A segunda fase do estudo foi desenhada para identificar o calendário ideal para a vacinação. Nela, 448 participantes com idade entre 18 e 59 anos foram aleatoriamente designados para receber uma injeção de vacina ou placebo. Desses, 336 recebendo, de fato, a substância imunizante. Nenhum evento adverso sério foi relatado dentro de 28 dias após a vacinação final. “Nossas descobertas indicam que uma injeção de reforço é necessária para obter as melhores respostas de anticorpos contra o Sars-CoV-2 e pode ser importante para a proteção. Isso fornece informações úteis para um estudo de fase 3”, disse Xiaoming Yang.

OMS: Europa preocupa

O endurecimento das medidas de isolamento adotadas em países europeus no último dia é, de acordo com a Organização Mundial da Saúde (OMS), essencial para evitar um confinamento geral da população. O continente enfrenta uma retomada “muito preocupante” dos casos de infecção, segundo a agência das Nações Unidas, com registros recordes sucessivos. “Amentam o número de casos diários, e o de internações hospitalares também. A covid já é a quinta causa de morte e já atingiu o nível de 1.000 mortes por dia”, enumerou o diretor da seção Europa da OMS, Hans Kluge.

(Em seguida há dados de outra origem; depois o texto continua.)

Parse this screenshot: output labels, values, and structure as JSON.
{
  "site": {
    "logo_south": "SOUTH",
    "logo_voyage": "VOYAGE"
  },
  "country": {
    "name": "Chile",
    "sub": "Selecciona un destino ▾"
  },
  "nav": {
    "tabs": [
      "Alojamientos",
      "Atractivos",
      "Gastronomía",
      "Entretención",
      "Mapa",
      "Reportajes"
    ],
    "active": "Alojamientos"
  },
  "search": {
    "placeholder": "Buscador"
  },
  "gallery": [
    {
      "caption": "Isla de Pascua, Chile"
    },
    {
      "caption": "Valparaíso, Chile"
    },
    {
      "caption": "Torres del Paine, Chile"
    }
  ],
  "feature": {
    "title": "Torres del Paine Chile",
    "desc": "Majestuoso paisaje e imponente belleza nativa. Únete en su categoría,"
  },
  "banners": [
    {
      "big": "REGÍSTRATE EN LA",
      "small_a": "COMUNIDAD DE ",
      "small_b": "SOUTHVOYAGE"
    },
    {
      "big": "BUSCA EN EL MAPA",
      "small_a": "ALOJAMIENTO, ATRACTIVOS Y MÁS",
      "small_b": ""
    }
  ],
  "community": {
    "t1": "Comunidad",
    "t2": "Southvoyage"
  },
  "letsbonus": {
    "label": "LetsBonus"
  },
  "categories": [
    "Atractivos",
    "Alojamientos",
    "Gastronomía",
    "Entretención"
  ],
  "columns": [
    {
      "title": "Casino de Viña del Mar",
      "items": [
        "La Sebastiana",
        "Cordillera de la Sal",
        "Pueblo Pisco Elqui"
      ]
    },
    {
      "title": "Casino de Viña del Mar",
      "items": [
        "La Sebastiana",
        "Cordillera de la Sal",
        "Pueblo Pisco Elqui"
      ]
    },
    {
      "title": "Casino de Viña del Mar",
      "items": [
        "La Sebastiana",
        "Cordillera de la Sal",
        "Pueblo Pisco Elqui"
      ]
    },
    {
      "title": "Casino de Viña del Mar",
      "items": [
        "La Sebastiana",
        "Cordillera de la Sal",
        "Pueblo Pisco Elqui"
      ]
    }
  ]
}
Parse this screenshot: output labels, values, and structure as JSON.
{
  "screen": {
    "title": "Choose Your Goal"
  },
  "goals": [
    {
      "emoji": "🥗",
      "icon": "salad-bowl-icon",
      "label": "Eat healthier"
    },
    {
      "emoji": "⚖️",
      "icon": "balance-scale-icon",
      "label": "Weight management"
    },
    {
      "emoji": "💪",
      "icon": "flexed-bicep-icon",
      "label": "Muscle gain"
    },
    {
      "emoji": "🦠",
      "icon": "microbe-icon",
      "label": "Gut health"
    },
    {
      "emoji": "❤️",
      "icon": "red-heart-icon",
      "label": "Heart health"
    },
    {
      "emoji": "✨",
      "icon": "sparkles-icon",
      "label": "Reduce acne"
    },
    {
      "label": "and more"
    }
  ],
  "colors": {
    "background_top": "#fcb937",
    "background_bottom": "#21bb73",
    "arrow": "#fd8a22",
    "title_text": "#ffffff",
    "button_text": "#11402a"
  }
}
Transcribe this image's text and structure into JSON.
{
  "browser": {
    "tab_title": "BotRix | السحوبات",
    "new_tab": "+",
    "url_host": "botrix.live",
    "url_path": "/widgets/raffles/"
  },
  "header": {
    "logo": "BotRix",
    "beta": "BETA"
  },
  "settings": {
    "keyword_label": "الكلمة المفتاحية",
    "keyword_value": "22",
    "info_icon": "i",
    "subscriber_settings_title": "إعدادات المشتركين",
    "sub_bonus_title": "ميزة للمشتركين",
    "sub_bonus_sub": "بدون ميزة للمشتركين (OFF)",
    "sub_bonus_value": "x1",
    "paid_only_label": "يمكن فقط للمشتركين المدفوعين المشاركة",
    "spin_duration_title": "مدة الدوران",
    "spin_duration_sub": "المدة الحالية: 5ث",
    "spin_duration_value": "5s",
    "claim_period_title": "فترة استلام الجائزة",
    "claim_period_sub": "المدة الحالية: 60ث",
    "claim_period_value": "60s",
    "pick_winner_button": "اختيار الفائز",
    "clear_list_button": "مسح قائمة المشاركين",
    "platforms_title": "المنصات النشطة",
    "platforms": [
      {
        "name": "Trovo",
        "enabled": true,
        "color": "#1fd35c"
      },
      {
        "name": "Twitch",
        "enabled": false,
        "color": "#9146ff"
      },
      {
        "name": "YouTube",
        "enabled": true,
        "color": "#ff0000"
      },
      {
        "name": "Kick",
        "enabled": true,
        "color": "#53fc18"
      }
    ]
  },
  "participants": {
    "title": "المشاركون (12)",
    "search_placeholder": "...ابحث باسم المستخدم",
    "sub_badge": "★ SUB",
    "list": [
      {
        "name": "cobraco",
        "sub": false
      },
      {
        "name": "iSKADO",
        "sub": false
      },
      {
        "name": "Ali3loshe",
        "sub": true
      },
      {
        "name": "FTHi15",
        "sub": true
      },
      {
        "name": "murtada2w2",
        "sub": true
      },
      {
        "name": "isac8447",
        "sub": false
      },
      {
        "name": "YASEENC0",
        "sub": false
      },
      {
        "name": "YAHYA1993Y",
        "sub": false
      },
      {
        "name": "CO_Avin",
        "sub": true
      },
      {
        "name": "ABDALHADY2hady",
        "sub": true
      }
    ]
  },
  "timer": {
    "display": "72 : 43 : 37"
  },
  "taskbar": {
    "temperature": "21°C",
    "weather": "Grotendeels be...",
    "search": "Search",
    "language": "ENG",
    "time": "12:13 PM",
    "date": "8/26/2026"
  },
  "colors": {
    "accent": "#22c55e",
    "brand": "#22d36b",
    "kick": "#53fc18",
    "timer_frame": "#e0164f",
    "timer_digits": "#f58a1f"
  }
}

Segundo Kluge, são contabilizados duas ou três vezes mais casos por dia em relação ao pico da curva de abril. “Mas vemos que o número de mortes representa um quinto daquelas registradas no pior momento da pandemia”, compara. De acordo com a OMS, esse novo cenário se justifica pelo aumento da testagem da população e de casos de infecção entre pacientes mais jovens, que costumam ser menos vulneráveis.
No entanto, e com base em projeções, a OMS alerta que há possibilidade de países enfrentarem um nível de mortalidade “quatro ou cinco vezes maior do que em abril” caso as estrições forem suspensas gradual e prematuramente. Comissária europeia para a Saúde, Stella Kyriakides pediu aos países da União Europeia que façam “o que for necessário” para conter o vírus. “O tempo é curto, e todos devem fazer o que for necessário para evitar os devastadores efeitos sociais, econômicos e de saúde do confinamento generalizado”, disse.